La conversión evangélica significa una mutación interior y radical. La imagen de "volver" expresa la esencia de la conversión. De hecho, significa "regresar", "cambiar de camino". Se hace necesario volver hacia atrás y retomar una dirección completamente nueva. La conversión llega al corazón de la persona, de la existencia, y la transforma. Además de interior y radical, la conversión evangélica es religiosa. La precede un anuncio: "El Reino de Dios está cerca", que requiere una respuesta. Pretende ser un camino de auténtico humanismo, ya que es un "volver a casa"; es la liberación de muchas alienaciones y esclavitudes que desorientan al hombre y lo empobrecen. Convirtiéndose al evangelio, el hombre encuentra su identidad (cf. Mc 10,29-30). El imperativo: "Conviértanse", es una invitación a organizar la vida en base a tres líneas fundamentales. Ante todo, un paso desde el centro del propio interés hacia Dios. Como afirma el primer mandamiento: "Amarás al Señor tu Dios con todo tu ser". Es el primer y fundamental cambio: desde mí hacia Dios. La segunda línea va unida al "Amarás a tu prójimo como a ti mismo". Es la segunda mutación: desde mí hacia los otros. Para concluir, el tercer cambio implica un modo nuevo de pensar la existencia: pasar de la ambición del poseer, al ámbito de la gratuidad y de la donación, como Jesús que no vino a ser servido.

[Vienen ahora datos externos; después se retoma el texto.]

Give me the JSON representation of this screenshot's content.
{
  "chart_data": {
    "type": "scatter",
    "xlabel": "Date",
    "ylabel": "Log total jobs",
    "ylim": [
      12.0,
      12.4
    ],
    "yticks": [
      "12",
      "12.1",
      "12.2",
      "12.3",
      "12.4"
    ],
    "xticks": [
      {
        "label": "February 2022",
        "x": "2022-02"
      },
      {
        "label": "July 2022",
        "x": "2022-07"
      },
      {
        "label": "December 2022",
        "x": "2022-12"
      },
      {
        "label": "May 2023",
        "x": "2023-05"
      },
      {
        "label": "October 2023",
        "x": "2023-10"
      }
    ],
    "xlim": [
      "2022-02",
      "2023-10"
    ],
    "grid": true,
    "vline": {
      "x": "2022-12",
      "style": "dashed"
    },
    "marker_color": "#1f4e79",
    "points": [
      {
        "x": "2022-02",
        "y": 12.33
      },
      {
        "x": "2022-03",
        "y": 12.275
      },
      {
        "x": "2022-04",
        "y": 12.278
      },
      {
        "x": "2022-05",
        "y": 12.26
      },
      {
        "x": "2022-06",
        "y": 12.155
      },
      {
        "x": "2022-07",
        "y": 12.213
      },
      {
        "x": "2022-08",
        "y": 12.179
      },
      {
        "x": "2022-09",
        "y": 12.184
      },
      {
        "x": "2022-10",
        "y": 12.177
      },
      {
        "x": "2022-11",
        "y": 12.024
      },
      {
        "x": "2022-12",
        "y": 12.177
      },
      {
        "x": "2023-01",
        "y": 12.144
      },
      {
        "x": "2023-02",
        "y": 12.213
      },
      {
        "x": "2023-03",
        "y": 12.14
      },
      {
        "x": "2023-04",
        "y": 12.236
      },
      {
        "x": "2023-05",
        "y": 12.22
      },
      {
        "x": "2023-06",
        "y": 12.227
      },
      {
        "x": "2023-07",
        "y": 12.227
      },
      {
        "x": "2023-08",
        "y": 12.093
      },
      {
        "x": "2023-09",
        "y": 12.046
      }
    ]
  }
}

Pienso en la vida de un hombre que encarna la invitación que Jesús nos hace en este domingo: el francés Charles de Foucauld (1858-1916), beatificado por Benedicto XVI el 13 de noviembre de 2005. Descendiente de una familia aristocrática que portaba el título de "vizconde de Foucauld", Charles fue huérfano de padre y madre a los seis años y debió migrar con su abuelo al desatarse la guerra franco prusiana. En 1876 ingresó a la Academia de oficiales de Saint-Cyr donde llevó una vida militar disipada. Enviado como oficial en 1880 a Sétif, en Argelia, fue despedido al año siguiente por indisciplina, acompañada de notoria mala conducta. En 1886 se volvió una persona espiritualmente muy inquieta, que reiteraba en la oración: "Dios mío, si existes, haz que yo te conozca". Su encuentro y confesión con el sacerdote Henri Huvelin el 30 de octubre de 1886, produjo un cambio decisivo en su vida. En noviembre de 1888 peregrinó a Tierra Santa tras las huellas de Jesús de Nazaret, lo que produjo un fuerte impacto en él. Ordenado sacerdote en 1901, decidió radicarse en el Sahara argelino, donde combatió lo que él denominó: la "monstruosidad de la esclavitud". El 1 de diciembre de 1916 fue asesinado por una banda de forajidos en la puerta de su ermita en el Sahara. Se dio cuenta de que no había nada más querido por él, que el último lugar. Por eso escribió: "Jesús no hizo otra cosa que bajar, poniéndose siempre en el último lugar". Y en una carta a Gabriel Tourdes dirá: "Quiero vivir del trabajo de mis manos, desconocido de todos y pobre, disfrutando de la oscuridad, del silencio, de la pobreza, de la imitación de Jesús. La imitación es inseparable del amor. Todo el que ama quiere imitar al amado: ése es el secreto de mi vida".